The MOMA (Modeling integrated nano structured energetic Materials) PUF project, based on a partnership between University of Texas at Dallas and the Centre National de la Recherche Scientifique, has led to significant discoveries relating to the modelling of energetic materials, a new international lab focusing on nanotechnology, and gathered a team of 16 French and American faculty members and 26 students.
The project was coordinated by Dr. Alain Estève, Researcher at the Laboratory for Analysis and Architecture of Systems (LAAS), a CNRS research unit in Toulouse, France, and by Dr. Yves Chabal, who is Professor of Materials Science, director of the Laboratory for Surface and Nanostructure Modification (LSNM) and Head of the department of Material Sciences and Engineering at the University of Texas at Dallas. Since its inception in 2009, MOMA has united an interdisciplinary group of 42 French and American chemists, physicists, material scientists, and electrical engineers from CNRS-University of Toulouse, UT Dallas, and University of Southern California to launch new research platforms for nanotechnology in the 21st century.

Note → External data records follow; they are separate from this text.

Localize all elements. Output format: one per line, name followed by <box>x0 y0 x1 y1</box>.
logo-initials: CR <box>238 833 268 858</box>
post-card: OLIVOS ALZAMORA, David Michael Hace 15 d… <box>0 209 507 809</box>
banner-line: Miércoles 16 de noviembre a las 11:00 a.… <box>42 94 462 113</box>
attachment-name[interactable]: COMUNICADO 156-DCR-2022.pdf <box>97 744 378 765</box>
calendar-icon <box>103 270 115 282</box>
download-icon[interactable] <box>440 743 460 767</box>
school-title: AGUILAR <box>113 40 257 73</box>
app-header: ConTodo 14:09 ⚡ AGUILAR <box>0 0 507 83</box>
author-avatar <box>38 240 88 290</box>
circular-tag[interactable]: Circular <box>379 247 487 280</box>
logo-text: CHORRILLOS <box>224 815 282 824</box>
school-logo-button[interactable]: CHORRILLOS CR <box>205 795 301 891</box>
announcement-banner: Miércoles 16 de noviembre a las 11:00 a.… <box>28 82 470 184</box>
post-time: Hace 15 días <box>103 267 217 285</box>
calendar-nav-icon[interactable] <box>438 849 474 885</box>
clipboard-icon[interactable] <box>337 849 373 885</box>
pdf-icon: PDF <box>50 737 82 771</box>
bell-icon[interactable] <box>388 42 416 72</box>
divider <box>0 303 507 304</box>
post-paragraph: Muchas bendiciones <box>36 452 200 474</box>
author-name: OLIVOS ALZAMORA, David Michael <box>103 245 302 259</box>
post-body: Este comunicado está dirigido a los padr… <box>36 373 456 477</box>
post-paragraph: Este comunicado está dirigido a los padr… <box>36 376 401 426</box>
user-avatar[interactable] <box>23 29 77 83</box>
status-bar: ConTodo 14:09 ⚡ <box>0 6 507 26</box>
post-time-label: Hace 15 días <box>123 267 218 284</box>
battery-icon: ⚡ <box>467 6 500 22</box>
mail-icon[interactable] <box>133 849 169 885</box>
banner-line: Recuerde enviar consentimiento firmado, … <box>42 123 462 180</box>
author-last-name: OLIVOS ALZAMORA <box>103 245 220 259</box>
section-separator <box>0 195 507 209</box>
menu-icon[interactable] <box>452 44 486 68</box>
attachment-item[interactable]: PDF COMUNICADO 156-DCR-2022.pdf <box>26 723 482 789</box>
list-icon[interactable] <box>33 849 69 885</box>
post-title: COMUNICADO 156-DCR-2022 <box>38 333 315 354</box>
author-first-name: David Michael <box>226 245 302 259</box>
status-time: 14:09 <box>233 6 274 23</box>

PUF funding from 2009-2013 allowed for this transatlantic exchange around research and education and has also supported much international travel essential to the partnership. Twelve members of the teams embarked on international exchanges that enhanced collaboration, and allowed them to perform experiments and produce publications as a cohesive group.
The partnership has already produced five international joint publications, with one in Nature Materials and another in ACS Applied Materials & Interfaces. MOMA also received a Chateaubriand grant from the French Embassy. One of the main outcomes of this partnership is the creation of ATLAB (Atomically Precise Nano-Engineering Laboratory), an International Associated Laboratory (CNRS program), in 2013. This “laboratory without walls” will help the teams pursue their joint nanotechnology research in order to shed light on the possibilities for expansion of nanoenergetic systems.
Their collaboration will also be supported through a competitive NSF-ANR grant, which will allow the teams to push their important work on nonlaminate reactive interfaces forward.